Lekaiel le devolvió la sonrisa.

—Tal vez sea lo mejor, Ahriel. Sospecho que, de haber regresado con vida, Ubanaziel habría hablado en vuestro favor, habría tratado de convencer al Consejo de que os permitiera quedaros...

—Pero yo no lo habría aceptado —replicó ella, cruzando otra mirada con Zor—. Mi hijo no se habría sentido nunca a gusto aquí, y me temo que yo tampoco. Y no podemos abandonar a Cosa a su suerte. No sobreviviría en el mundo de los humanos, que, en ciertos aspectos, puede llegar a ser un lugar mucho más cruel que Gorlian. Cuidaremos de ella, vayamos a donde vayamos. Ya ha sufrido bastante —percibió la sonrisa de agradecimiento de Zor, y tuvo la certeza de que estaba haciendo lo correcto—. Iremos al norte —añadió—. Allí no vive mucha gente, y hay zonas boscosas donde estaremos bien. Probablemente Karmac prefiera una población grande, pero nosotros nos conformamos con bastante menos. Para quienes han habitado en Gorlian, cualquier lugar, por inhóspito que sea, resulta toda una bendición, si se puede crear en él un hogar para vivir en paz.

—¿Es eso lo que pides? ¿Un hogar para vivir en paz?

—Sí —respondió ella con sencillez—. Sin demonios, sin magos negros, sin engendros... bueno, quizá con un solo engendro amable... sin guerras y sin problemas. Creo que así conseguiremos ser felices.

Lekaiel sonrió otra vez.

—No lo dudo —dijo—. Pero tú, muchacho —añadió, dirigiéndose a Zor—, no estás desterrado. Sabes cómo llegar hasta Aleian y siempre serás bienvenido. Si prefieres quedarte...

—Muchas gracias —cortó él—, pero creo que prefiero irme con mi madre y con Cosa.

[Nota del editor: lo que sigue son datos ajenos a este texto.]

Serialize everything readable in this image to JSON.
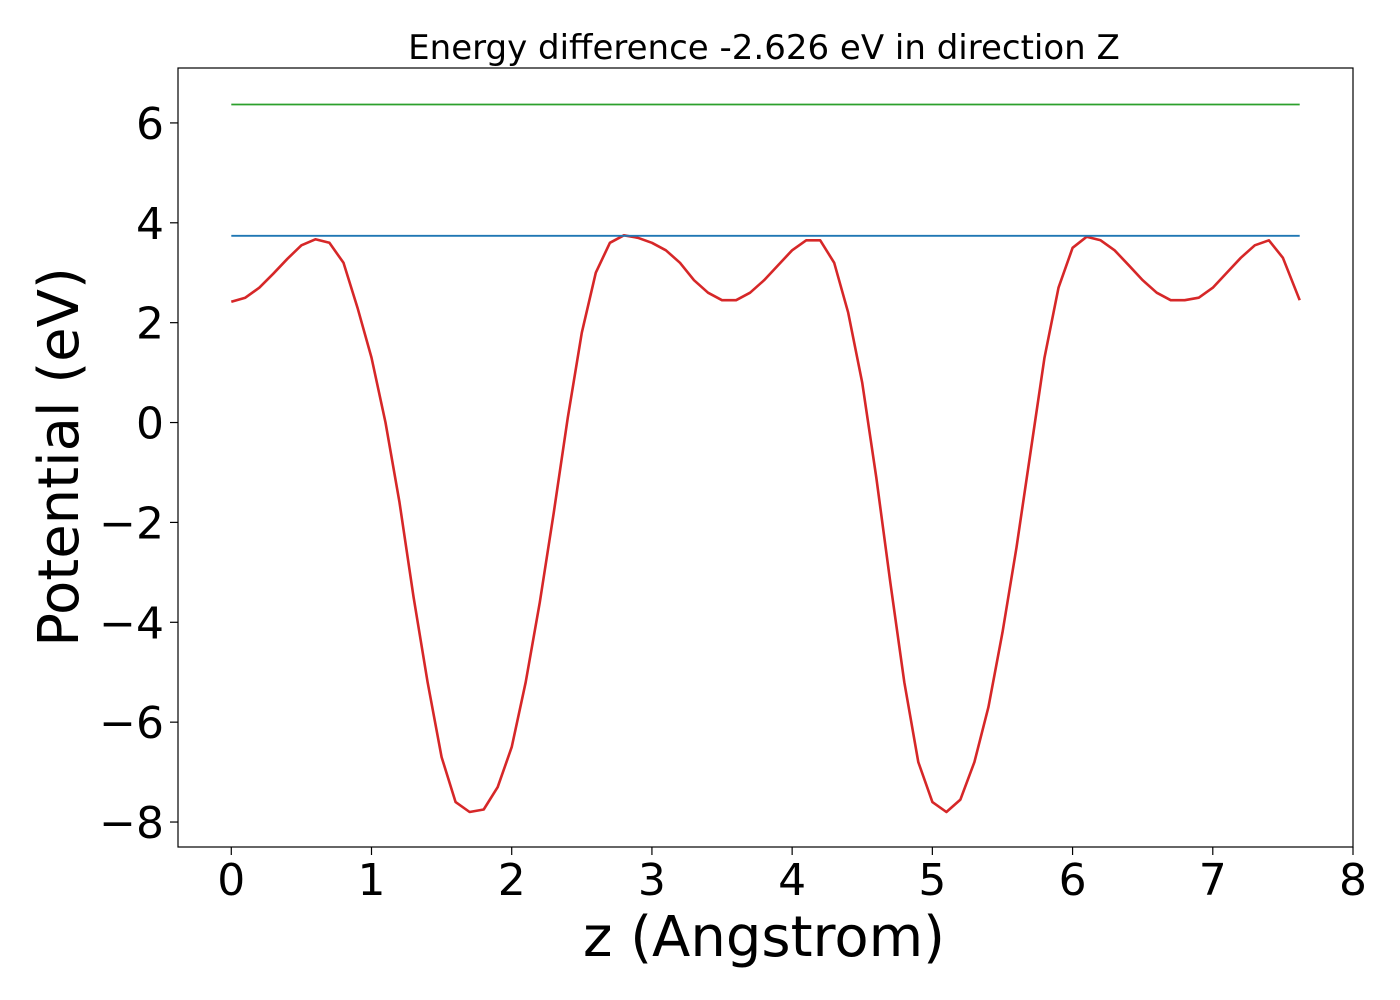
{
  "chart_data": {
    "type": "line",
    "title": "Energy difference -2.626 eV in direction Z",
    "xlabel": "z (Angstrom)",
    "ylabel": "Potential (eV)",
    "xlim": [
      -0.38,
      8.0
    ],
    "ylim": [
      -8.5,
      7.1
    ],
    "x_ticks": [
      0,
      1,
      2,
      3,
      4,
      5,
      6,
      7,
      8
    ],
    "x_tick_labels": [
      "0",
      "1",
      "2",
      "3",
      "4",
      "5",
      "6",
      "7",
      "8"
    ],
    "y_ticks": [
      -8,
      -6,
      -4,
      -2,
      0,
      2,
      4,
      6
    ],
    "y_tick_labels": [
      "−8",
      "−6",
      "−4",
      "−2",
      "0",
      "2",
      "4",
      "6"
    ],
    "grid": false,
    "series": [
      {
        "color": "#d62728",
        "x": [
          0.0,
          0.1,
          0.2,
          0.3,
          0.4,
          0.5,
          0.6,
          0.7,
          0.8,
          0.9,
          1.0,
          1.1,
          1.2,
          1.3,
          1.4,
          1.5,
          1.6,
          1.7,
          1.8,
          1.9,
          2.0,
          2.1,
          2.2,
          2.3,
          2.4,
          2.5,
          2.6,
          2.7,
          2.8,
          2.9,
          3.0,
          3.1,
          3.2,
          3.3,
          3.4,
          3.5,
          3.6,
          3.7,
          3.8,
          3.9,
          4.0,
          4.1,
          4.2,
          4.3,
          4.4,
          4.5,
          4.6,
          4.7,
          4.8,
          4.9,
          5.0,
          5.1,
          5.2,
          5.3,
          5.4,
          5.5,
          5.6,
          5.7,
          5.8,
          5.9,
          6.0,
          6.1,
          6.2,
          6.3,
          6.4,
          6.5,
          6.6,
          6.7,
          6.8,
          6.9,
          7.0,
          7.1,
          7.2,
          7.3,
          7.4,
          7.5,
          7.62
        ],
        "y": [
          2.42,
          2.5,
          2.7,
          2.98,
          3.28,
          3.55,
          3.67,
          3.6,
          3.2,
          2.3,
          1.3,
          0.0,
          -1.6,
          -3.5,
          -5.2,
          -6.7,
          -7.6,
          -7.8,
          -7.75,
          -7.3,
          -6.5,
          -5.2,
          -3.6,
          -1.8,
          0.1,
          1.8,
          3.0,
          3.6,
          3.75,
          3.7,
          3.6,
          3.45,
          3.2,
          2.85,
          2.6,
          2.45,
          2.45,
          2.6,
          2.85,
          3.15,
          3.45,
          3.65,
          3.65,
          3.2,
          2.2,
          0.8,
          -1.1,
          -3.2,
          -5.2,
          -6.8,
          -7.6,
          -7.8,
          -7.55,
          -6.8,
          -5.7,
          -4.2,
          -2.5,
          -0.6,
          1.3,
          2.7,
          3.5,
          3.72,
          3.65,
          3.45,
          3.15,
          2.85,
          2.6,
          2.45,
          2.45,
          2.5,
          2.7,
          3.0,
          3.3,
          3.55,
          3.65,
          3.3,
          2.45
        ]
      },
      {
        "color": "#1f77b4",
        "x": [
          0.0,
          7.62
        ],
        "y": [
          3.74,
          3.74
        ]
      },
      {
        "color": "#2ca02c",
        "x": [
          0.0,
          7.62
        ],
        "y": [
          6.37,
          6.37
        ]
      }
    ]
  }
}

Ahriel trató de disimularlo, pero Lekaiel detectó fácilmente que su rostro resplandecía de felicidad.

—Buen vuelo, pues —se despidió—. Y que la Luz y el Equilibrio nunca os abandonen. Todos hemos perdido mucho en esta guerra, pero vuestras penalidades se remontan a mucho más atrás. Merecéis esa paz que tanto anheláis, y no me cabe duda de que la encontraréis.

—Gracias, Consejera —sonrió Ahriel.

Aquella tarde, Ahriel y Zor abandonaron Aleian, sobrevolando juntos el eterno manto de nubes que se extendía a los pies de la ciudad de los ángeles. Los demonios habían causado muchos destrozos, y la perla de las montañas tardaría mucho tiempo en recuperar el esplendor de antaño, pero lo haría, a Ahriel no le cabía duda. Pensó que ella no estaría allí para verlo, y lo lamentó. Se volvió, sólo un momento, para contemplar por última vez los blancos tejados de Aleian, y recordó todo lo que había perdido: su vida, su gente... Bran... Marla... Ubanaziel... Pero se esforzó por no mirar atrás y pensar, por el bien de su hijo, en la vida que los aguardaba.